September 2003

The national economy will continue a “reasonably strong” recovery for the near future, but only if unemployment falls and consumers retain confidence. That’s the somewhat mixed assessment of Robert T. Parry, the influential president and chief executive of the Federal Reserve Bank of San Francisco.

Parry, who spoke to Downtown Rotarians, says growth should pick up next year, but the economy will continue to be overshadowed by too much capacity. In short: don’t look for a return to the growth rates of the late ’90s anytime soon. The economy will continue to have “excess capacity throughout much, if not all, of 2004,” Parry said in an after-speech interview. That excess capacity will hold down inflation.

Of course, excess capacity also reduces the need for workers, as manufacturers struggle to find markets for their goods, hence stubbornly high unemployment numbers. The result: a recovery that looks strong by the numbers, unless one looks at the distinctly discouraging unemployment rate. The U.S. unemployment rate in July was 6.3 percent, that of California was 6.9 percent.

The economy should pick up soon, Parry said, because of factors such as a boost in defense spending for the Iraq war, economic stimulus packages passed by Congress, and tax reductions President Bush signed in May. “Looking ahead, the most likely outcome appears to be that the economy will show reasonably strong growth for the rest of the year, and then pick up some more steam in 2004,” Parry said.

Parry was more optimistic about San Diego’s economy, which he described as stronger than that of Northern California. (For July, San Diego County’s unemployment rate was just 4.5 percent.)
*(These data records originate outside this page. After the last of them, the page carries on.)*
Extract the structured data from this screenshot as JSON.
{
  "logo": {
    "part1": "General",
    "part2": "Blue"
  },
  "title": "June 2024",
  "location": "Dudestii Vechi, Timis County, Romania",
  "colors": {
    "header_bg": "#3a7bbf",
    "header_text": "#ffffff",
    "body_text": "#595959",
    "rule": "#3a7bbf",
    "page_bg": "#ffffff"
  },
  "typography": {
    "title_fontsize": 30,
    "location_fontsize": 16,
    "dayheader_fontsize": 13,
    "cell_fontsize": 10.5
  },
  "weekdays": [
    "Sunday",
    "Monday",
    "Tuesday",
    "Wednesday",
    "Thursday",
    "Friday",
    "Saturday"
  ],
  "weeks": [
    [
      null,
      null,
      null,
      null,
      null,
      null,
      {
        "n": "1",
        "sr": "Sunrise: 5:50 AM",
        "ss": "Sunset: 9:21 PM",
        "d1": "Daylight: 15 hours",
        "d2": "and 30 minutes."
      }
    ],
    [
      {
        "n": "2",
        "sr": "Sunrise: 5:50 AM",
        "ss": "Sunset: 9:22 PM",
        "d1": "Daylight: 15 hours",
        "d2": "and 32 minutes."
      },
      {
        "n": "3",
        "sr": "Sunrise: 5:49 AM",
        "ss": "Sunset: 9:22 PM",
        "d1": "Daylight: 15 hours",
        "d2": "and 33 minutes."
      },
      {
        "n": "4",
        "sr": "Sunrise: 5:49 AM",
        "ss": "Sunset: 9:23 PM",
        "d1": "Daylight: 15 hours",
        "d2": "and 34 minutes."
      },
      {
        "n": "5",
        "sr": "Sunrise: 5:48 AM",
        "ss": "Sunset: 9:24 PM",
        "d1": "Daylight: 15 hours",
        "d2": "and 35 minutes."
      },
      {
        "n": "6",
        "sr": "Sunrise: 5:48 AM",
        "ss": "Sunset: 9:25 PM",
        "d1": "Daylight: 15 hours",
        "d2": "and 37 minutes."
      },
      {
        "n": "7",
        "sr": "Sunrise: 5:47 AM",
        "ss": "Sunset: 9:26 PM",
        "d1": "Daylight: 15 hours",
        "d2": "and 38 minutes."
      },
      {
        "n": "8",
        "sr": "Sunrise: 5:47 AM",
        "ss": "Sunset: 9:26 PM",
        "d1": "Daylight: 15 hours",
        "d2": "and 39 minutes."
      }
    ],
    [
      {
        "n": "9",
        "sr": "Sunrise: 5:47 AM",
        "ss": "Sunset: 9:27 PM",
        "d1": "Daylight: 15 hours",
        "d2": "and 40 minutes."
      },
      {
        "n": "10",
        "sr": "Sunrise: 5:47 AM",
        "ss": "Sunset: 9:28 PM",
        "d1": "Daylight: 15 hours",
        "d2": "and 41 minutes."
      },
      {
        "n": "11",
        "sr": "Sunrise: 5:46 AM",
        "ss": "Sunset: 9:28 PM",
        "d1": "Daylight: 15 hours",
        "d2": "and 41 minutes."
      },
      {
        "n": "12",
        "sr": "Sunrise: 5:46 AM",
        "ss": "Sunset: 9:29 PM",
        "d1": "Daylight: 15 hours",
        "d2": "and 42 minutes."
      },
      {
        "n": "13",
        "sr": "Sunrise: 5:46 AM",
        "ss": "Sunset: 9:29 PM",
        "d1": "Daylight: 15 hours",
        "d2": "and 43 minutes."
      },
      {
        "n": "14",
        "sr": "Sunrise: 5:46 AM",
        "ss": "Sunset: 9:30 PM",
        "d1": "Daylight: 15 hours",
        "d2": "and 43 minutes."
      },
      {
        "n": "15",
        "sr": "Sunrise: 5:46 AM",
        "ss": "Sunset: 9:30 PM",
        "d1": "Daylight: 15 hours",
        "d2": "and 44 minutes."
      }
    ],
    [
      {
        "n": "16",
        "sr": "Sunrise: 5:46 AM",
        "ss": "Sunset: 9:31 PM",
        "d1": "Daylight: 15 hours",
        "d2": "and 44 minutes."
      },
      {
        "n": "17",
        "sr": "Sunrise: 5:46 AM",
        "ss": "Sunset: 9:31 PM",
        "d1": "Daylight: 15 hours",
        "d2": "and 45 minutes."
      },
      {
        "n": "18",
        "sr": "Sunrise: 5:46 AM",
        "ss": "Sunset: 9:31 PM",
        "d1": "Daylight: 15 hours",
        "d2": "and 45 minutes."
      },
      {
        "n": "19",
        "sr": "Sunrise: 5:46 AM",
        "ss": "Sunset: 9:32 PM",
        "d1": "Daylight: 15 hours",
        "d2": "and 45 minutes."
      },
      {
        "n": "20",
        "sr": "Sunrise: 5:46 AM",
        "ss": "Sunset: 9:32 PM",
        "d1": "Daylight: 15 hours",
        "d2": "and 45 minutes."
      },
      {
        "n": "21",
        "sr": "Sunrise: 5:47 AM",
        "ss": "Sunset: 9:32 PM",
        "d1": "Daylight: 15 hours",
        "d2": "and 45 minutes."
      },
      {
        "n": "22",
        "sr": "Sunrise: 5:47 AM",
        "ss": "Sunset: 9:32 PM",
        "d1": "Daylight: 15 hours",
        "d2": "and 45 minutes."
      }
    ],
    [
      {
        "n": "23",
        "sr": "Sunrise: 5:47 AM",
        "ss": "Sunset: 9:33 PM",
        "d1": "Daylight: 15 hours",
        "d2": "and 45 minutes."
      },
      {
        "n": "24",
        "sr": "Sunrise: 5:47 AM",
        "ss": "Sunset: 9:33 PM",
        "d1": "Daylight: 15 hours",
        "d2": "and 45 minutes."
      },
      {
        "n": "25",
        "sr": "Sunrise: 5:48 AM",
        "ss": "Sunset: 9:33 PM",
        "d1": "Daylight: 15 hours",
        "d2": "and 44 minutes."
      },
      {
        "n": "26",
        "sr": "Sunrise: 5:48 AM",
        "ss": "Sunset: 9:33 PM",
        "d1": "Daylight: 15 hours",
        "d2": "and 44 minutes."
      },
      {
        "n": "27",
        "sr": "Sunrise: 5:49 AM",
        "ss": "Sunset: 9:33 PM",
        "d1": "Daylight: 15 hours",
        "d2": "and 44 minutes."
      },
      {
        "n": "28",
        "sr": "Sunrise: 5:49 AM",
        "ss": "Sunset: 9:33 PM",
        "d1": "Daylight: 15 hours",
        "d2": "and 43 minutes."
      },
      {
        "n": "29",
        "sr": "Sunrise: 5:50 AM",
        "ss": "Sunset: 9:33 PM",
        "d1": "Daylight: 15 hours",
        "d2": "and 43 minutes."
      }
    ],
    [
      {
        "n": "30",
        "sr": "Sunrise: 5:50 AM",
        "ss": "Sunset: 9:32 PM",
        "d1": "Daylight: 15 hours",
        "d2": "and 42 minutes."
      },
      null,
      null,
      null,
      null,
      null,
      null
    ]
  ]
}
“I find it very difficult to characterize the California economy, because there are two economies. There is the North, which has really experienced tremendous challenges in the last three years. A very large share of the loss in employment in this country occurred in the Bay Area. “But if you come to the South, like Los Angeles and even more so San Diego, I think you see a different situation. In San Diego, employment when the nation was losing over 3 million jobs actually recorded an increase in jobs. I frankly think the economic situation here and L.A. has been reasonably good. The economy hasn’t taken off, but the recession has been barely visible.”

Rising mortgage rates could slow down the rapid rise in home prices, but Parry sees little chance of a housing price “bubble” in California because demand far exceeds supply.

“If supply is constrained, then why would there be a tendency for prices to fall? I don’t see that. In general, I think you can look to the future pretty optimistically in regard to housing prices in this state.”